Stop-go trial: Man found guilty of murdering roadworker

6:45 pm on 9 September 2016

A jury has found Quinton Winders guilty of murdering George Taiaroa, who was operating a stop-go sign in Waikato in 2013.

George Taiaroa (left) and Quinton Winders

George Taiaroa, left, and Quinton Winders Photo: Supplied

Mr Taiaroa, a 67-year-old father of four, was fatally shot on 19 March 2013 while at work at a one-lane bridge near Atiamuri, south of Tokoroa.

After deliberating for 17 hours, the jury of seven women and five men this afternoon returned the unanimous guilty verdict.

The Crown's case was that Winders, 45, had a minor run-in with Mr Taiaroa and returned to the roadworks a week later, shooting him in the head before fleeing in his blue Jeep Cherokee.

Winders' defence had claimed the entire case was one of mistaken identity.

His lawyer, Jonathan Temm, had told the court Winders had never met Mr Taiaroa, nor did he have any reason to kill him.

Winders' mother wept in the public gallery as the guilty verdict was delivered, and she was supported by her daughter.

Members of the family yelled out "love you" as he was remanded in custody to reappear for sentencing on 2 November.

Many of Mr Taiaroa's family were dabbing their eyes and appeared relieved.

Several jurors also wiped away tears.

Outside court, Mr Taiaroa's family told reporters he was "more than just a victim of a crime".

Speaking on behalf of the family, Ani Mikaere said the reaction at this time was one of relief.

"These court proceedings have lasted a very long five weeks and they've come at the end of an even longer three-and-a-half years.

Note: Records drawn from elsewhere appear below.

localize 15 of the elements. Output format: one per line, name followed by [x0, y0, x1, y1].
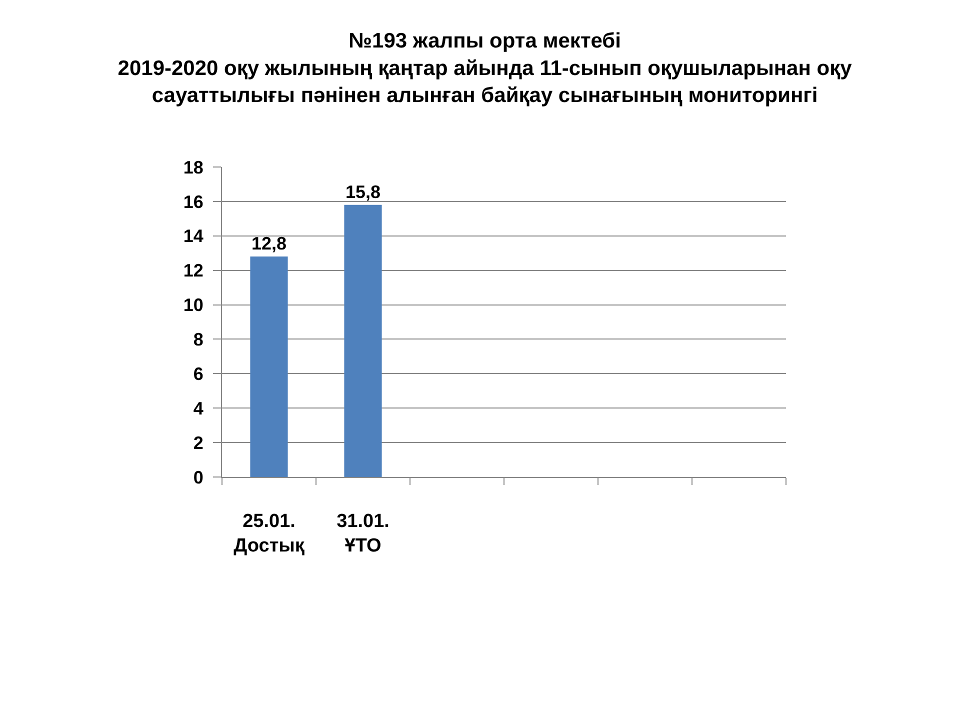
x-tick-label: 25.01. Достық	[234, 510, 305, 556]
y-tick-label: 4	[193, 398, 204, 418]
y-tick-label: 12	[183, 260, 204, 281]
y-tick-label: 0	[193, 467, 204, 488]
chart-title: №193 жалпы орта мектебі 2019-2020 оқу жылының қаңтар айында 11-сынып оқушыларынан оқу сауаттылығы пәнінен алынған байқау сынағының мониторингі	[118, 30, 852, 108]
y-tick-label: 2	[193, 432, 204, 453]
y-tick-label: 16	[183, 192, 204, 212]
y-tick-label: 14	[183, 226, 204, 246]
y-tick-label: 8	[193, 330, 204, 350]
y-tick-label: 10	[183, 295, 204, 316]
y-tick-label: 18	[183, 157, 204, 178]
data-label: 12,8	[251, 234, 287, 254]
x-tick-label: 31.01. ҰТО	[336, 510, 390, 556]
y-tick-label: 6	[193, 364, 204, 384]
data-label: 15,8	[345, 182, 381, 202]
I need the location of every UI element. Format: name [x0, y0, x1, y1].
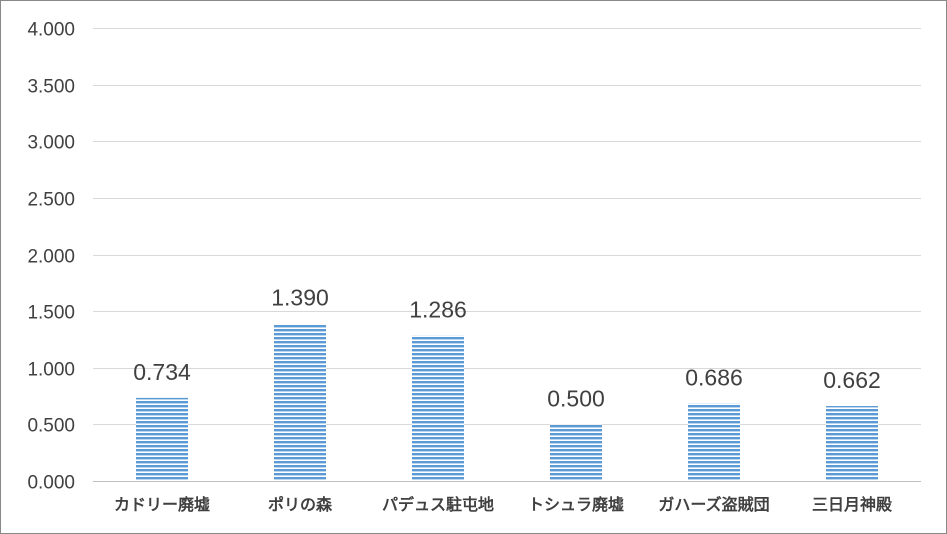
data-labels: 0.734 1.390 1.286 0.500 0.686 0.662 [133, 285, 881, 412]
bar [688, 403, 740, 481]
y-axis-tick-labels: 0.000 0.500 1.000 1.500 2.000 2.500 3.000 3.500… [27, 20, 75, 494]
data-label: 1.286 [409, 296, 467, 322]
category-label: ガハーズ盗賊団 [658, 495, 769, 514]
y-tick-label: 2.500 [27, 190, 75, 211]
y-tick-label: 2.000 [27, 247, 75, 268]
category-label: ポリの森 [268, 495, 333, 514]
bar [274, 323, 326, 481]
category-label: カドリー廃墟 [114, 495, 210, 514]
category-label: 三日月神殿 [812, 495, 893, 514]
data-label: 0.500 [547, 385, 605, 411]
gridlines [93, 28, 921, 425]
y-tick-label: 1.500 [27, 303, 75, 324]
y-tick-label: 0.500 [27, 416, 75, 437]
bar [826, 406, 878, 481]
category-label: パデュス駐屯地 [382, 495, 494, 514]
data-label: 0.734 [133, 359, 191, 385]
x-axis-category-labels: カドリー廃墟 ポリの森 パデュス駐屯地 トシュラ廃墟 ガハーズ盗賊団 三日月神殿 [114, 495, 893, 514]
y-tick-label: 4.000 [27, 20, 75, 41]
data-label: 1.390 [271, 285, 329, 311]
y-tick-label: 3.500 [27, 77, 75, 98]
category-label: トシュラ廃墟 [528, 495, 624, 514]
data-label: 0.686 [685, 364, 743, 390]
data-label: 0.662 [823, 367, 881, 393]
bar [136, 397, 188, 481]
bar [550, 424, 602, 481]
bars [136, 323, 878, 481]
bar [412, 335, 464, 481]
y-tick-label: 3.000 [27, 133, 75, 154]
y-tick-label: 1.000 [27, 360, 75, 381]
y-tick-label: 0.000 [27, 473, 75, 494]
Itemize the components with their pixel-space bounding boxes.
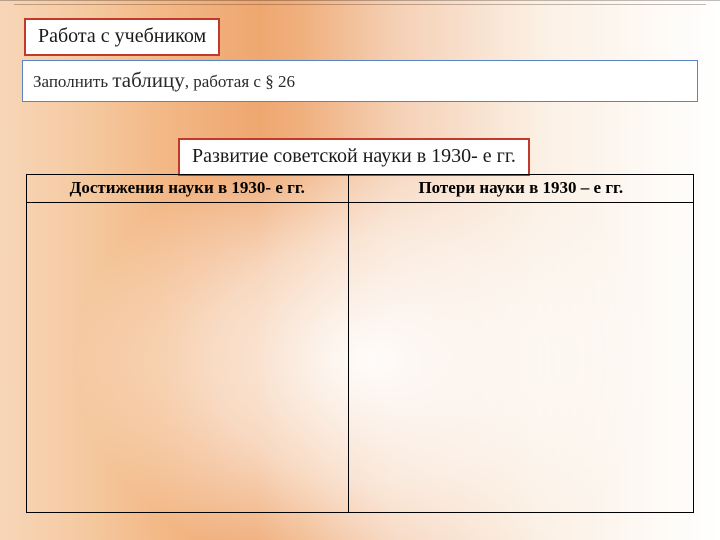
table-header-row: Достижения науки в 1930- е гг. Потери на…	[27, 175, 694, 203]
instruction-prefix: Заполнить	[33, 72, 112, 91]
science-table: Достижения науки в 1930- е гг. Потери на…	[26, 174, 694, 513]
table-header-losses: Потери науки в 1930 – е гг.	[348, 175, 693, 203]
instruction-box: Заполнить таблицу, работая с § 26	[22, 60, 698, 102]
instruction-big: таблицу	[112, 68, 184, 92]
title-text: Работа с учебником	[38, 25, 206, 47]
table-cell-achievements	[27, 203, 349, 513]
instruction-suffix: , работая с § 26	[185, 72, 295, 91]
subtitle-box: Развитие советской науки в 1930- е гг.	[178, 138, 530, 176]
top-rule	[14, 4, 706, 5]
table-row	[27, 203, 694, 513]
title-box: Работа с учебником	[24, 18, 220, 56]
table-header-achievements: Достижения науки в 1930- е гг.	[27, 175, 349, 203]
subtitle-text: Развитие советской науки в 1930- е гг.	[192, 145, 516, 167]
table-cell-losses	[348, 203, 693, 513]
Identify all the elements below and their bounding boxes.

For George Taiaroa's whānau, the real trial, adjusting to life without their husband, father, grandfather is far from over. It will never be over."

The family had been overwhelmed by the support they've had, she said.

Five weeks, 130 witnesses

The trial in the High Court in Rotorua ran for five weeks, with more than 130 witnesses called.

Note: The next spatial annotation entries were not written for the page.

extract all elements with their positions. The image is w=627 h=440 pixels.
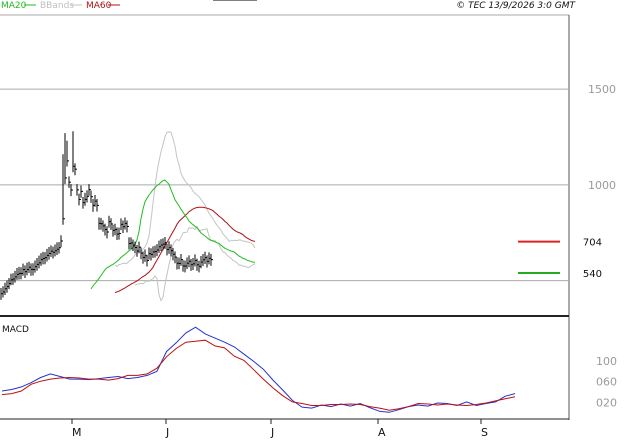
price-bar — [80, 185, 83, 198]
time-tick-label: J — [270, 426, 274, 439]
price-gridlines — [0, 88, 569, 282]
legend-bbands: BBands — [40, 1, 74, 11]
legend-ma60: MA60 — [86, 1, 112, 11]
copyright-text: © TEC 13/9/2026 3:0 GMT — [456, 1, 576, 11]
macd-lines — [1, 326, 516, 413]
price-bar — [88, 184, 91, 196]
price-bar — [180, 254, 183, 266]
price-bar — [110, 218, 113, 230]
macd-tick-label: 020 — [596, 396, 617, 409]
price-axis-ticks: 1500 1000 — [588, 83, 616, 192]
ma60-line — [114, 206, 256, 294]
price-bar — [74, 163, 77, 176]
time-tick-label: M — [72, 426, 82, 439]
time-tick-label: A — [378, 426, 386, 439]
price-levels: 704 540 — [518, 238, 602, 280]
macd-title: MACD — [2, 325, 29, 335]
price-bar — [70, 184, 73, 197]
moving-averages — [90, 179, 256, 294]
price-tick-label: 1000 — [588, 179, 616, 192]
macd-line — [1, 326, 516, 413]
legend: MA20 BBands MA60 — [1, 1, 120, 11]
price-bars — [0, 0, 257, 300]
resistance-label: 704 — [583, 238, 602, 249]
time-tick-label: J — [165, 426, 169, 439]
macd-tick-label: 100 — [596, 355, 617, 368]
price-bar — [126, 220, 129, 233]
price-bar — [210, 253, 213, 266]
bollinger-bands — [114, 131, 256, 302]
price-bar — [90, 190, 93, 203]
ma20-line — [90, 179, 256, 290]
price-bar — [68, 176, 71, 188]
price-bar — [164, 236, 167, 249]
price-bar — [146, 254, 149, 267]
bb-lower-band — [134, 225, 256, 302]
price-bar — [86, 190, 89, 203]
price-bar — [174, 251, 177, 264]
time-tick-label: S — [481, 426, 488, 439]
price-bar — [58, 241, 61, 254]
bb-upper-band — [114, 131, 256, 268]
price-bar — [96, 199, 99, 212]
price-bar — [78, 193, 81, 206]
support-label: 540 — [583, 269, 602, 280]
price-bar — [106, 226, 109, 239]
price-bar — [64, 133, 67, 185]
macd-tick-label: 060 — [596, 376, 617, 389]
price-tick-label: 1500 — [588, 83, 616, 96]
price-bar — [138, 241, 141, 254]
price-bar — [60, 235, 63, 248]
price-bar — [66, 140, 69, 167]
price-bar — [118, 227, 121, 240]
macd-axis-ticks: 100 060 020 — [596, 355, 617, 410]
legend-ma20: MA20 — [1, 1, 27, 11]
price-bar — [76, 184, 79, 196]
price-bar — [62, 154, 65, 225]
macd-signal-line — [1, 339, 516, 411]
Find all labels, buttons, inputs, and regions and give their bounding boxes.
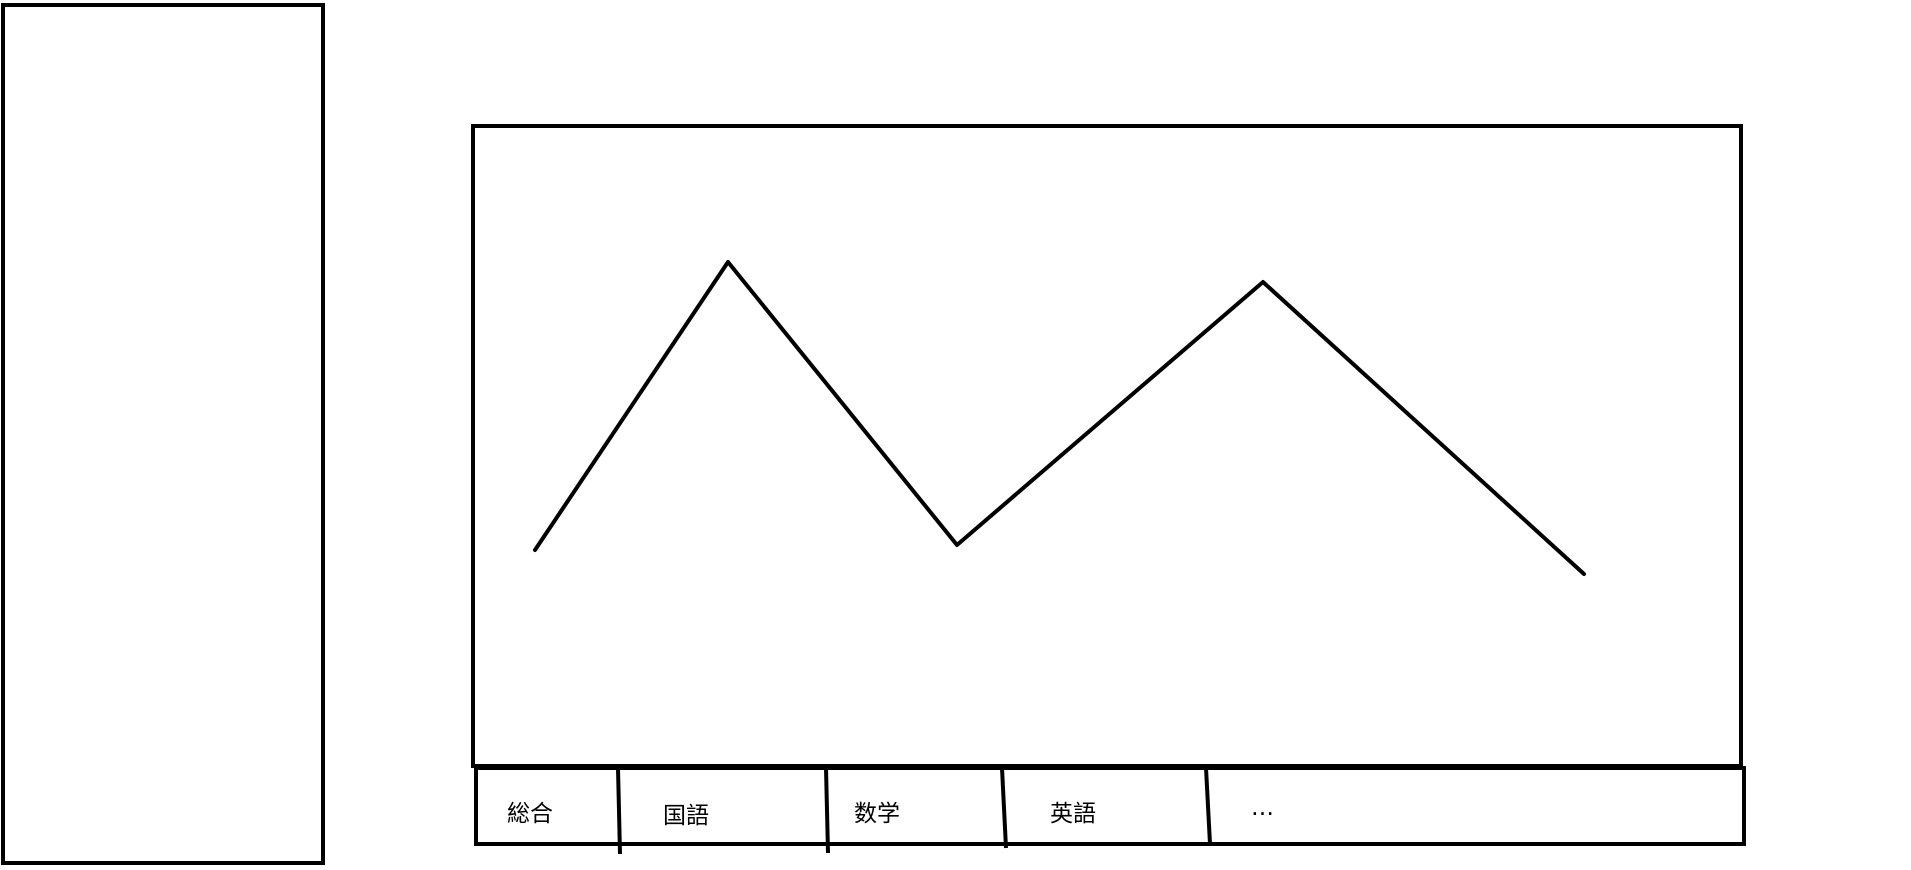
tab-sougou[interactable]: 総合 bbox=[507, 801, 553, 827]
tab-suugaku[interactable]: 数学 bbox=[854, 801, 900, 827]
sidebar-panel bbox=[1, 3, 325, 865]
tab-kokugo[interactable]: 国語 bbox=[663, 803, 709, 829]
tab-divider bbox=[616, 767, 622, 855]
tab-divider bbox=[824, 767, 830, 854]
tab-divider bbox=[1000, 767, 1008, 849]
graph-panel bbox=[471, 124, 1743, 768]
tab-more[interactable]: … bbox=[1251, 795, 1274, 821]
tab-eigo[interactable]: 英語 bbox=[1050, 801, 1096, 827]
tab-bar bbox=[474, 766, 1746, 846]
graph-line bbox=[533, 260, 1586, 576]
tab-divider bbox=[1204, 767, 1212, 845]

Several of those said they saw a man who resembled Winders fleeing the Tram Road area in a hurried and dangerous manner, including one woman, Corin Walker, who positively identified Winders from a police photo montage.

Ms Walker told the jury that she "got a good look at the driver" and, when shown his photo, the recognition "hit her like a ton of bricks".

Prosecutor Amanda Gordon said Winders had repeatedly lied to police about his whereabouts.

In the days before Winders was interviewed by police on 4 April, he altered the appearance of his Jeep, Ms Gordon said.

Officers found a tow bar hidden in the bushes across the road from his house, along with a spare wheel and other parts that fitted his vehicle.

Although the murder weapon has never been found, ballistics experts determined that the bullet could have come from Winders' .22 rifle, which he said was missing or had been stolen.

Winders' defence called nine witnesses, some via video link, two of whom described seeing a Māori man behind the wheel of a blue Jeep Cherokee acting suspiciously in the Tram Road area.

It was undeniable that somebody had committed murder - but it wasn't Winders, as he was never there, his defence lawyer had said.

Mr Temm had rejected the Crown's argument that a minor crash at the roadworks site was a catalyst for his client to to make a return trip back to the site to fatally shoot him.

He criticised the extensive surveillance police had carried out of Winders and his family, and the way officers had interviewed him.

He had also said the supposed lies told to police were more likely to be mistaken recollections.